CAR T-cell therapy is a live product that requires special conditions to achieve durable remissions.¹ Antigen loss presents a common strategy of tumor cells to escape CAR T-cell attack and could be avoided using dual antigen-targeted CAR T cells. Enhanced expansion and persistence of CARs has been linked with better tumor control and could be improved by introducing new features in the CAR construct, such as novel costimulatory domains and on–off switches, or combining CAR T-cells with other therapies.^1,3

The ALEXANDER study (NCT03287817), a single-arm, open-label, multicenter, phase I/II study evaluated the safety and efficacy of the first CD19/22 dual targeting CAR T-cell therapy (AUTO3) in patients with R/R DLBCL. The results, reported here, showed a durable complete response and a favorable safety profile with low levels of CRS and neurotoxicity events. The favorable safety profile may be due to humanized binders, novel spacers, and the costimulatory domains in AUTO3.

Promising preliminary results, with a manageable safety profile and a promising overall efficacy, were also observed in a phase I/IIa clinical trial (NCT03097770) evaluating the safety and efficacy of tandem CAR T cells targeting CD19 and CD20 in patients with R/R non-Hodgkin lymphoma (read the full article here).

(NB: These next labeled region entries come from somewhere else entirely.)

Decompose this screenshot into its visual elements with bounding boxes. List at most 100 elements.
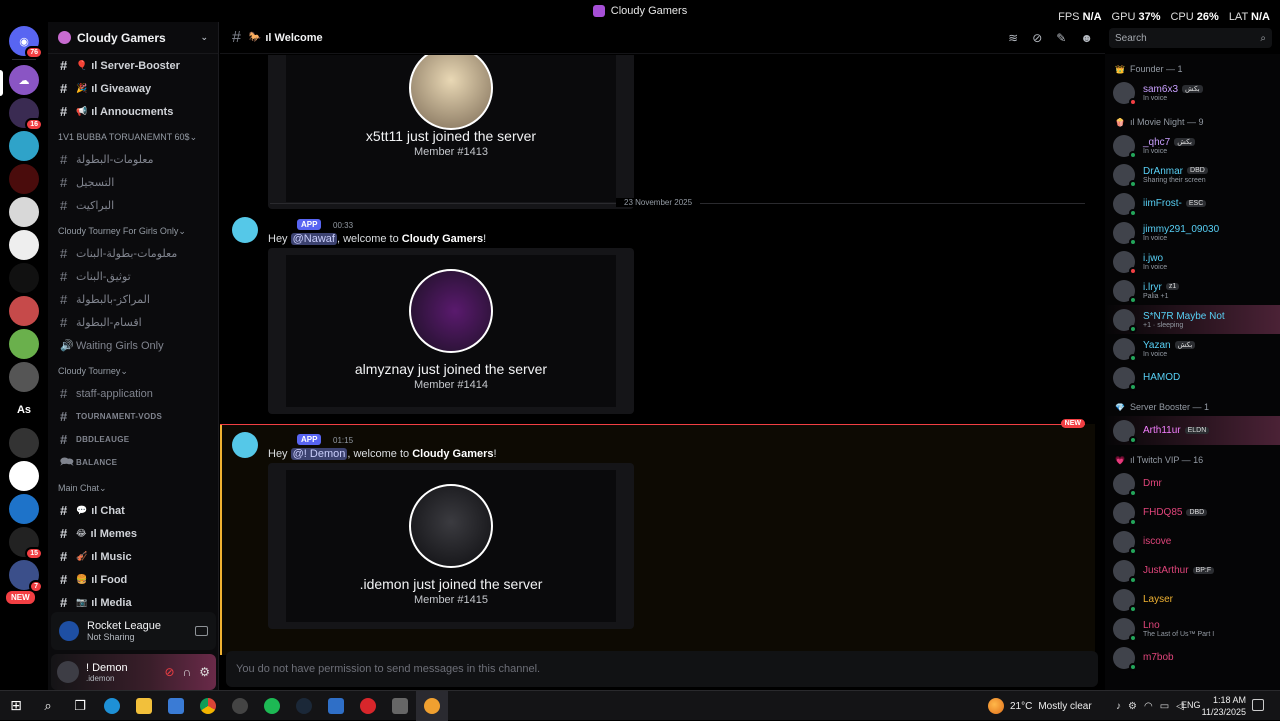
- server-icon[interactable]: [9, 263, 39, 293]
- vpn-icon[interactable]: [320, 691, 352, 721]
- channel-item[interactable]: # اقسام-البطولة: [48, 311, 218, 334]
- start-button[interactable]: ⊞: [0, 691, 32, 721]
- server-icon[interactable]: 7: [9, 560, 43, 593]
- edge-icon[interactable]: [96, 691, 128, 721]
- avatar[interactable]: [232, 432, 258, 458]
- channel-category[interactable]: Cloudy Tourney ⌄: [48, 360, 218, 382]
- channel-item[interactable]: # التسجيل: [48, 171, 218, 194]
- server-icon[interactable]: [9, 494, 39, 524]
- member-item[interactable]: Dmr: [1105, 469, 1280, 498]
- channel-label: ıl Giveaway: [91, 82, 152, 95]
- user-mention[interactable]: @Nawaf: [290, 233, 337, 245]
- headset-icon[interactable]: ∩: [183, 665, 192, 679]
- member-item[interactable]: m7bob: [1105, 643, 1280, 672]
- member-name: m7bob: [1143, 652, 1174, 663]
- spotify-icon[interactable]: [256, 691, 288, 721]
- tray-icon[interactable]: ⚙: [1128, 701, 1137, 712]
- channel-item[interactable]: # توثيق-البنات: [48, 265, 218, 288]
- channel-item[interactable]: # 🍔 ıl Food: [48, 568, 218, 591]
- server-icon[interactable]: [9, 362, 39, 392]
- channel-category[interactable]: Cloudy Tourney For Girls Only ⌄: [48, 220, 218, 242]
- server-icon[interactable]: [9, 197, 39, 227]
- channel-item[interactable]: # 📢 ıl Annoucments: [48, 100, 218, 123]
- user-mention[interactable]: @! Demon: [290, 448, 348, 460]
- task-view-icon[interactable]: ❐: [64, 691, 96, 721]
- server-icon[interactable]: [9, 164, 39, 194]
- member-item[interactable]: HAMOD: [1105, 363, 1280, 392]
- notification-muted-icon[interactable]: ⊘: [1032, 31, 1042, 45]
- member-item[interactable]: FHDQ85 DBD: [1105, 498, 1280, 527]
- member-list-icon[interactable]: ☻: [1080, 31, 1093, 45]
- server-icon[interactable]: [9, 428, 39, 458]
- server-cloudy-gamers[interactable]: ☁: [9, 65, 39, 95]
- member-item[interactable]: sam6x3 بكش In voice: [1105, 78, 1280, 107]
- channel-item[interactable]: # معلومات-البطولة: [48, 148, 218, 171]
- channel-category[interactable]: 1V1 BUBBA TORUANEMNT 60$ ⌄: [48, 126, 218, 148]
- server-as[interactable]: As: [9, 395, 39, 425]
- date-divider-label: 23 November 2025: [616, 198, 701, 207]
- channel-item[interactable]: # البراكيت: [48, 194, 218, 217]
- channel-item[interactable]: # 🎻 ıl Music: [48, 545, 218, 568]
- channel-item[interactable]: 🗪 BALANCE: [48, 451, 218, 474]
- channel-item[interactable]: # 💬 ıl Chat: [48, 499, 218, 522]
- channel-item[interactable]: 🔊 Waiting Girls Only: [48, 334, 218, 357]
- server-icon[interactable]: 15: [9, 527, 43, 560]
- chrome-icon[interactable]: [192, 691, 224, 721]
- file-explorer-icon[interactable]: [128, 691, 160, 721]
- member-item[interactable]: S*N7R Maybe Not +1 · sleeping: [1105, 305, 1280, 334]
- member-item[interactable]: iimFrost- ESC: [1105, 189, 1280, 218]
- member-item[interactable]: i.jwo In voice: [1105, 247, 1280, 276]
- app-icon[interactable]: [384, 691, 416, 721]
- channel-item[interactable]: # 📷 ıl Media: [48, 591, 218, 614]
- member-item[interactable]: jimmy291_09030 In voice: [1105, 218, 1280, 247]
- store-icon[interactable]: [160, 691, 192, 721]
- member-item[interactable]: i.lryr z1 Palia +1: [1105, 276, 1280, 305]
- mic-icon[interactable]: ♪: [1116, 701, 1121, 712]
- member-item[interactable]: iscove: [1105, 527, 1280, 556]
- server-icon[interactable]: [9, 230, 39, 260]
- member-item[interactable]: Arth11ur ELDN: [1105, 416, 1280, 445]
- clock[interactable]: 1:18 AM 11/23/2025: [1198, 694, 1246, 718]
- channel-item[interactable]: # staff-application: [48, 382, 218, 405]
- member-item[interactable]: Layser: [1105, 585, 1280, 614]
- member-item[interactable]: JustArthur BP:F: [1105, 556, 1280, 585]
- screen-share-icon[interactable]: [195, 626, 208, 636]
- server-icon[interactable]: [9, 296, 39, 326]
- channel-item[interactable]: # المراكز-بالبطولة: [48, 288, 218, 311]
- channel-item[interactable]: # 🎉 ıl Giveaway: [48, 77, 218, 100]
- mic-muted-icon[interactable]: ⊘: [165, 665, 175, 679]
- threads-icon[interactable]: ≋: [1008, 31, 1018, 45]
- app-icon[interactable]: [224, 691, 256, 721]
- direct-messages-button[interactable]: ◉ 76: [9, 26, 43, 59]
- member-item[interactable]: Yazan بكش In voice: [1105, 334, 1280, 363]
- search-input[interactable]: Search ⌕: [1109, 28, 1272, 48]
- battery-icon[interactable]: ▭: [1160, 701, 1169, 712]
- server-icon[interactable]: [9, 131, 39, 161]
- member-item[interactable]: Lno The Last of Us™ Part I: [1105, 614, 1280, 643]
- server-icon[interactable]: 16: [9, 98, 43, 131]
- member-item[interactable]: DrAnmar DBD Sharing their screen: [1105, 160, 1280, 189]
- new-servers-badge[interactable]: NEW: [6, 591, 35, 604]
- member-item[interactable]: _qhc7 بكش In voice: [1105, 131, 1280, 160]
- weather-widget[interactable]: 21°C Mostly clear: [988, 691, 1092, 721]
- discord-taskbar-icon[interactable]: [416, 690, 448, 721]
- pin-icon[interactable]: ✎: [1056, 31, 1066, 45]
- avatar[interactable]: [232, 217, 258, 243]
- server-header[interactable]: Cloudy Gamers ⌄: [48, 22, 218, 54]
- gear-icon[interactable]: ⚙: [199, 665, 210, 679]
- channel-item[interactable]: # 😂 ıl Memes: [48, 522, 218, 545]
- steam-icon[interactable]: [288, 691, 320, 721]
- channel-item[interactable]: # معلومات-بطولة-البنات: [48, 242, 218, 265]
- server-icon[interactable]: [9, 329, 39, 359]
- channel-item[interactable]: # 🎈 ıl Server-Booster: [48, 54, 218, 77]
- channel-item[interactable]: # TOURNAMENT-VODS: [48, 405, 218, 428]
- notification-icon[interactable]: [1252, 699, 1264, 711]
- app-icon[interactable]: [352, 691, 384, 721]
- message-composer[interactable]: You do not have permission to send messa…: [226, 651, 1098, 687]
- server-icon[interactable]: [9, 461, 39, 491]
- avatar[interactable]: [57, 661, 79, 683]
- channel-item[interactable]: # DBDLEAUGE: [48, 428, 218, 451]
- search-icon[interactable]: ⌕: [32, 691, 64, 721]
- wifi-icon[interactable]: ◠: [1144, 701, 1153, 712]
- channel-category[interactable]: Main Chat ⌄: [48, 477, 218, 499]
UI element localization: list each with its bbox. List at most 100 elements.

In addition, other factors associated with CAR T-cell expansion, efficacy, and safety may be represented by patient and manufacturing characteristics, such as tumor burden and antigen-specific function of the drug product, as shown in a study on 172 patients with R/R LBCL enrolled in the TRANSCEND NHL 001 study (NCT02631044) and treated with liso-cel. A higher CAR T-cell expansion was associated with age (p = 0.001), number of prior treatments (p = 0.043), and effector cytokine secretion (p = 0.007). Read the article here.

Conclusion

To date, two CAR T-cell therapies, axi-cel and tisa-cel, have received U.S. Food & Drug Administration (FDA) and European Medicines Agency (EMA) approval for the treatment of some relapsed/refractory (R/R) B-cell malignancies. Both these molecules are second-generation CARs and are specific for CD19. Thanks to the regulatory approval of these first two therapies, the field of CAR T-cell therapy is progressing at a rapid pace, with countless phase I and II trials. The combination of the insights gained from these trials with the input from basic immunology and the advancements in genome engineering will allow refinement of the manufacturing process, lower costs, and improved accessibility.